Economista-chefe da Órama e professor do Ibmec-RJ, Alexandre Espírito Santo vê a torneira aberta do investimento estrangeiro no Brasil. Só em janeiro, entrou na bolsa o equivalente a R$ 11 bilhões, que superou os saques dos investidores nacionais. Para o economista, a maior taxa de juro real do mundo ajuda, mas a volta do Brasil ao protagonismo ambiental é crucial. Aposta na manutenção do fluxo no curto prazo, mas adverte: tudo depende da solidez do marco fiscal a ser apresentado em abril.
Essa entrada de investimento estrangeiro é notável?
Tenho 35 anos de mercado e já vi muita coisa. Quando o investidor quer botar dinheiro, os ruídos ficam na lateral. Em todo 2022, entraram R$ 100 bilhões. Só neste janeiro, entraram R$ 11 bilhões. É muito expressivo. E continua.
Por quê?
No governo passado, o Brasil perdeu protagonismo na área ambiental. Hoje, o ESG (governança corporativa, social e ambiental) é essencial lá fora. Teve a presença da Marina (Silva, ministra do Meio Ambiente) em Davos. Vieram os alemães (o primeiro-ministro Olaf Scholz), anunciaram dinheiro em fundo ambiental. O Brasil virou o queridinho entre os emergentes. Esse já é um vetor de entrada. Ao mesmo tempo, o Fed (Federal Reserve, banco central dos Estados Unidos) começa a desacelerar a subida do juro. Deve ter outra de 0,25 ponto percentual, talvez mais uma e deu. Aqui, o Banco Central sinalizou que o juro vai ficar alto. Com isso, aplicar dinheiro no Brasil é muito vantajoso. É o carry trade. Todos os fatores apontam para mais entrada de dólar.

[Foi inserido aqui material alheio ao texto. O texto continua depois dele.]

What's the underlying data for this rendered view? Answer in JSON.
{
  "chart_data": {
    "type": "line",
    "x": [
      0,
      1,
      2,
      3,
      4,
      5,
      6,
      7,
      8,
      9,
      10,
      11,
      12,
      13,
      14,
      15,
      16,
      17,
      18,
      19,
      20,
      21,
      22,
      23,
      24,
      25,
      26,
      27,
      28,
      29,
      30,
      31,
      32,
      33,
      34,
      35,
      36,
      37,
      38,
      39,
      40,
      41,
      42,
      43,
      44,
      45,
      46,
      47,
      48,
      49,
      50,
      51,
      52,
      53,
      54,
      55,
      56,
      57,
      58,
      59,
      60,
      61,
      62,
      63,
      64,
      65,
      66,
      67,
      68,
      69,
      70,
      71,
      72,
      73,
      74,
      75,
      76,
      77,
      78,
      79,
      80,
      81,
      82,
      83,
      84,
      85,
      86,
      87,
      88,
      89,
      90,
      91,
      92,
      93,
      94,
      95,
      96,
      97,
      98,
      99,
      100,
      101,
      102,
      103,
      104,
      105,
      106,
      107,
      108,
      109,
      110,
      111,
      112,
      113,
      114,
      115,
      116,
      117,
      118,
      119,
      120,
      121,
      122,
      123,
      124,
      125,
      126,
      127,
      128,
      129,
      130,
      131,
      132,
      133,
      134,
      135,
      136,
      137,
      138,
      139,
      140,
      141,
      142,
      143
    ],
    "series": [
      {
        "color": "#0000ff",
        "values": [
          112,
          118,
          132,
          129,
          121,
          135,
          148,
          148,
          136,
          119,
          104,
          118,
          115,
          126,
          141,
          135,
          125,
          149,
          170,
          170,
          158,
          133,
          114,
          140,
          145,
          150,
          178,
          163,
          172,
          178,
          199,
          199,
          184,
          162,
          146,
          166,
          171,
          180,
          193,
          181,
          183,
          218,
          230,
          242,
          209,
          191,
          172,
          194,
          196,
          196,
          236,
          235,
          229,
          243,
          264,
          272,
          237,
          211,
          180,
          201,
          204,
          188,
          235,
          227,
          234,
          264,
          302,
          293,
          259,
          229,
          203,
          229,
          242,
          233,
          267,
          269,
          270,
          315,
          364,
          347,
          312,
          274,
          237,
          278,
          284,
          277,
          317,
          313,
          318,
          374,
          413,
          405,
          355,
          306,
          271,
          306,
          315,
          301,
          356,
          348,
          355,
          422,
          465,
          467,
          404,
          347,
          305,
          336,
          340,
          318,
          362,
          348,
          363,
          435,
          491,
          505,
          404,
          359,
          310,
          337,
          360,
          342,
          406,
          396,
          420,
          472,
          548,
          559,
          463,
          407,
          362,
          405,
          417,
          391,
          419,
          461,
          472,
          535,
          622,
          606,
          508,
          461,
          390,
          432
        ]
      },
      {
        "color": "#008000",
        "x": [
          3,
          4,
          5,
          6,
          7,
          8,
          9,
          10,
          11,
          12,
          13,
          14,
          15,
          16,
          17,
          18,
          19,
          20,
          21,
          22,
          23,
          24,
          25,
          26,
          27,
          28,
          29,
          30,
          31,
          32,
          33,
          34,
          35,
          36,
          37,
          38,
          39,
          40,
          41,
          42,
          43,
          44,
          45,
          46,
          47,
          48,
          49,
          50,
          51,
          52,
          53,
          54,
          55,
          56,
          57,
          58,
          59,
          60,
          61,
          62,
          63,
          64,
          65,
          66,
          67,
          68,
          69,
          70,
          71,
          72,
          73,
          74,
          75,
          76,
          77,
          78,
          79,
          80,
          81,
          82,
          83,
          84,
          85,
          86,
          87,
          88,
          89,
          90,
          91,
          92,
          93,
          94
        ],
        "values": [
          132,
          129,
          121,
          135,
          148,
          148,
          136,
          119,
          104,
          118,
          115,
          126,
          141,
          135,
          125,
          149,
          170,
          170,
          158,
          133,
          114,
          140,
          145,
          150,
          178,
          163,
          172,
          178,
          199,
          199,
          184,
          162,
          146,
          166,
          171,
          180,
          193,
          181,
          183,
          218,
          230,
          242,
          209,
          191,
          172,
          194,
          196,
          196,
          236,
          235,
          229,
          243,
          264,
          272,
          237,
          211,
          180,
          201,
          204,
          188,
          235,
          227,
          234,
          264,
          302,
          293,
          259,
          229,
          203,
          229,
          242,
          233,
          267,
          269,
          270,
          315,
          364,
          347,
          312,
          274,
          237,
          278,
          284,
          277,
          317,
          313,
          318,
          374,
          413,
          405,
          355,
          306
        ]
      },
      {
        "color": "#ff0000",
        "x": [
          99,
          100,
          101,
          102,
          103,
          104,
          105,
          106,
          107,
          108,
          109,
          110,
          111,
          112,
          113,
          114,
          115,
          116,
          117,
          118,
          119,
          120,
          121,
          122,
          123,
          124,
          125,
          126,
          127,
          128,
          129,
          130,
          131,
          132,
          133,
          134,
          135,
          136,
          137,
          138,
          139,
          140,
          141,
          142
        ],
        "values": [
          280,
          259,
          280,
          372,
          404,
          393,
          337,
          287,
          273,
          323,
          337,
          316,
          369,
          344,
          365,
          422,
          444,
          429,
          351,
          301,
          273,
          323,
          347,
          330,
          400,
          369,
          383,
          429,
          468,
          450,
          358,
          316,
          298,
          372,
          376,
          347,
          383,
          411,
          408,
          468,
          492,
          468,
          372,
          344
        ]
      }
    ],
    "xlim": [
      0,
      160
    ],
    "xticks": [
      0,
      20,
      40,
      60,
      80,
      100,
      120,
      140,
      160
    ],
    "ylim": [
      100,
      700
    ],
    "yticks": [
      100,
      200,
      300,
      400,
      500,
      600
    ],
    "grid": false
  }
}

É seguro projetar manutenção de fluxo de dólares?
No curto prazo, sim. Sempre há o imponderável, mas, até onde a vista alcança, tem entrada de dólar. Em abril, como prometeu o ministro (Fernando) Haddad (da Fazenda), teremos a nova regra fiscal. Precisa ser crível e estabilizar a relação dívida/PIB. Esse é um dos mais graves problemas brasileiros. Se for bem feito, vai continuar entrando dinheiro. Se não for crível, se tiver de fazer curso na Sorbonne para entender, muda o cenário. O mercado está dando o benefício da dúvida ao ministro Haddad.
Apesar do discurso de Had- dad, Lula faz discursos com custo. O que explica?
Lula tem essa capacidade de falar para os seus. Diz que em seus governos o BC não era independente e a inflação estava controlada sem juro na lua. O que é importante, na minha visão, é que ele está respeitando a autonomia do BC. Disse que vai com o Roberto Campos Neto até 2024 (quando termina seu mandato). Se dissesse algo diferente disso, estaria certo cobrar agora. Ele fala para seu público, mas precisa ter cuidado para não extrapolar. O mercado torce o nariz.
Mas os discursos fazem preço, agora a perspectiva de corte no juro foi adiada, não?
O Copom foi duro no comunicado porque a situação exige. As projeções de inflação sobem, o BC precisa estar vigilante. Com um marco fiscal crível, dá para reduzir o juro no final do ano. Trabalho com redução de 0,5 ponto percentual nas duas últimas reuniões do Copom deste ano.